Stories you shouldn’t miss for Oct. 30, 2018:
1. An arbitrator ordered the Golden State Warriors
to pay $40 million to the city of Oakland and Alameda County to pay off the remaining debt on Oracle Arena when the team leaves for San Francisco next year, reports Megan Cassidy of the
San Francisco Chronicle$. The Warriors had contended that they weren’t responsible for the remaining debt, but the arbitrator agreed with city and county officials who argued that the team’s lease agreement required the Warriors to pay. The debt was incurred in 1996 at the Warriors’ request to refurbish the Arena.
2. Authorities say a Bay Area couple from India
fell to their deaths from a cliff in Yosemite while taking a selfie, reports Paul Rogers of the
Mercury News$. “Yosemite National Park officials on Monday said the young married couple — Meenakshi Moorthy, 30, and her husband, Vishnu Viswanath, 29 — both born in India, but living and working in the Bay Area, were the two who died last week in a fall from Taft Point, a scenic overlook located 3,500 feet above Yosemite Valley.”

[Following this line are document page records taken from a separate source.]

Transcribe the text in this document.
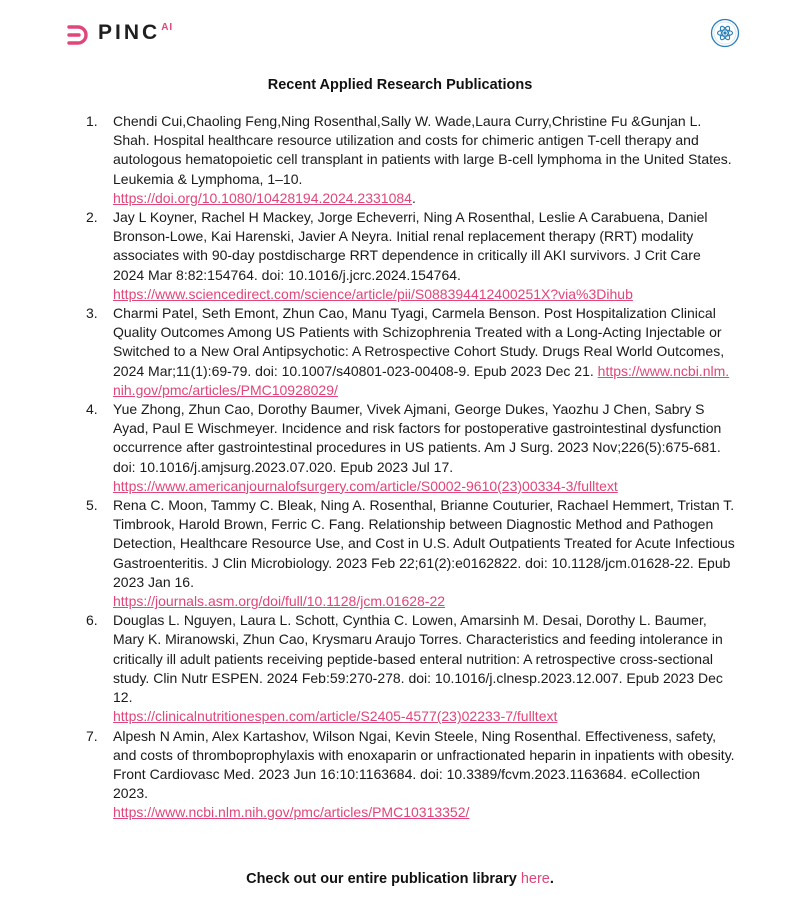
$PINC^{AI}$
Recent Applied Research Publications
1. Chendi Cui,Chaoling Feng,Ning Rosenthal,Sally W. Wade,Laura Curry,Christine Fu &Gunjan L. Shah. Hospital healthcare resource utilization and costs for chimeric antigen T-cell therapy and autologous hematopoietic cell transplant in patients with large B-cell lymphoma in the United States. Leukemia & Lymphoma, 1–10.
https://doi.org/10.1080/10428194.2024.2331084.
2. Jay L Koyner, Rachel H Mackey, Jorge Echeverri, Ning A Rosenthal, Leslie A Carabuena, Daniel Bronson-Lowe, Kai Harenski, Javier A Neyra. Initial renal replacement therapy (RRT) modality associates with 90-day postdischarge RRT dependence in critically ill AKI survivors. J Crit Care
2024 Mar 8:82:154764. doi: 10.1016/j.jcrc.2024.154764.
https://www.sciencedirect.com/science/article/pii/S088394412400251X?via%3Dihub
3. Charmi Patel, Seth Emont, Zhun Cao, Manu Tyagi, Carmela Benson. Post Hospitalization Clinical Quality Outcomes Among US Patients with Schizophrenia Treated with a Long-Acting Injectable or Switched to a New Oral Antipsychotic: A Retrospective Cohort Study. Drugs Real World Outcomes, 2024 Mar;11(1):69-79. doi: 10.1007/s40801-023-00408-9. Epub 2023 Dec 21. https://www.ncbi.nlm.nih.gov/pmc/articles/PMC10928029/
4. Yue Zhong, Zhun Cao, Dorothy Baumer, Vivek Ajmani, George Dukes, Yaozhu J Chen, Sabry S Ayad, Paul E Wischmeyer. Incidence and risk factors for postoperative gastrointestinal dysfunction occurrence after gastrointestinal procedures in US patients. Am J Surg. 2023 Nov;226(5):675-681. doi: 10.1016/j.amjsurg.2023.07.020. Epub 2023 Jul 17.
https://www.americanjournalofsurgery.com/article/S0002-9610(23)00334-3/fulltext
5. Rena C. Moon, Tammy C. Bleak, Ning A. Rosenthal, Brianne Couturier, Rachael Hemmert, Tristan T. Timbrook, Harold Brown, Ferric C. Fang. Relationship between Diagnostic Method and Pathogen Detection, Healthcare Resource Use, and Cost in U.S. Adult Outpatients Treated for Acute Infectious Gastroenteritis. J Clin Microbiology. 2023 Feb 22;61(2):e0162822. doi: 10.1128/jcm.01628-22. Epub 2023 Jan 16.
https://journals.asm.org/doi/full/10.1128/jcm.01628-22
6. Douglas L. Nguyen, Laura L. Schott, Cynthia C. Lowen, Amarsinh M. Desai, Dorothy L. Baumer, Mary K. Miranowski, Zhun Cao, Krysmaru Araujo Torres. Characteristics and feeding intolerance in critically ill adult patients receiving peptide-based enteral nutrition: A retrospective cross-sectional study. Clin Nutr ESPEN. 2024 Feb:59:270-278. doi: 10.1016/j.clnesp.2023.12.007. Epub 2023 Dec 12.
https://clinicalnutritionespen.com/article/S2405-4577(23)02233-7/fulltext
7. Alpesh N Amin, Alex Kartashov, Wilson Ngai, Kevin Steele, Ning Rosenthal. Effectiveness, safety, and costs of thromboprophylaxis with enoxaparin or unfractionated heparin in inpatients with obesity. Front Cardiovasc Med. 2023 Jun 16:10:1163684. doi: 10.3389/fcvm.2023.1163684. eCollection 2023.
https://www.ncbi.nlm.nih.gov/pmc/articles/PMC10313352/
Check out our entire publication library here.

3. The so-called MAGAbomber, Cesar Altieri Sayoc Jr., who sent bombs to more than a dozen prominent critics of President Trump, including the Obamas and the Clintons,
kept lists suggesting that he had more than 100 targets, including people in California, reports Richard Winton of the
LA Times$. “The FBI has warned that other devices may still be in the mail system.”
4. President Trump says
he will sign an executive order to try to eliminate birthright citizenship in the United States, but legal scholars say such a move would clearly be unconstitutional, the
Washington Post$ reports.
5. And “local and national officials
are declining to appear with President Donald Trump on Tuesday when he visits a grieving Pittsburgh, where funerals for slain congregants at the Tree of Life synagogue are set to begin,” CNN reports. “Senate Majority Leader Mitch McConnell, House Speaker Paul Ryan, Senate Minority Leader Chuck Schumer, and House Minority Leader Nancy Pelosi were all invited to join the President but were not planning to take part in the visit, according to two congressional sources. Through their offices, McConnell and Ryan both cited scheduling conflicts.”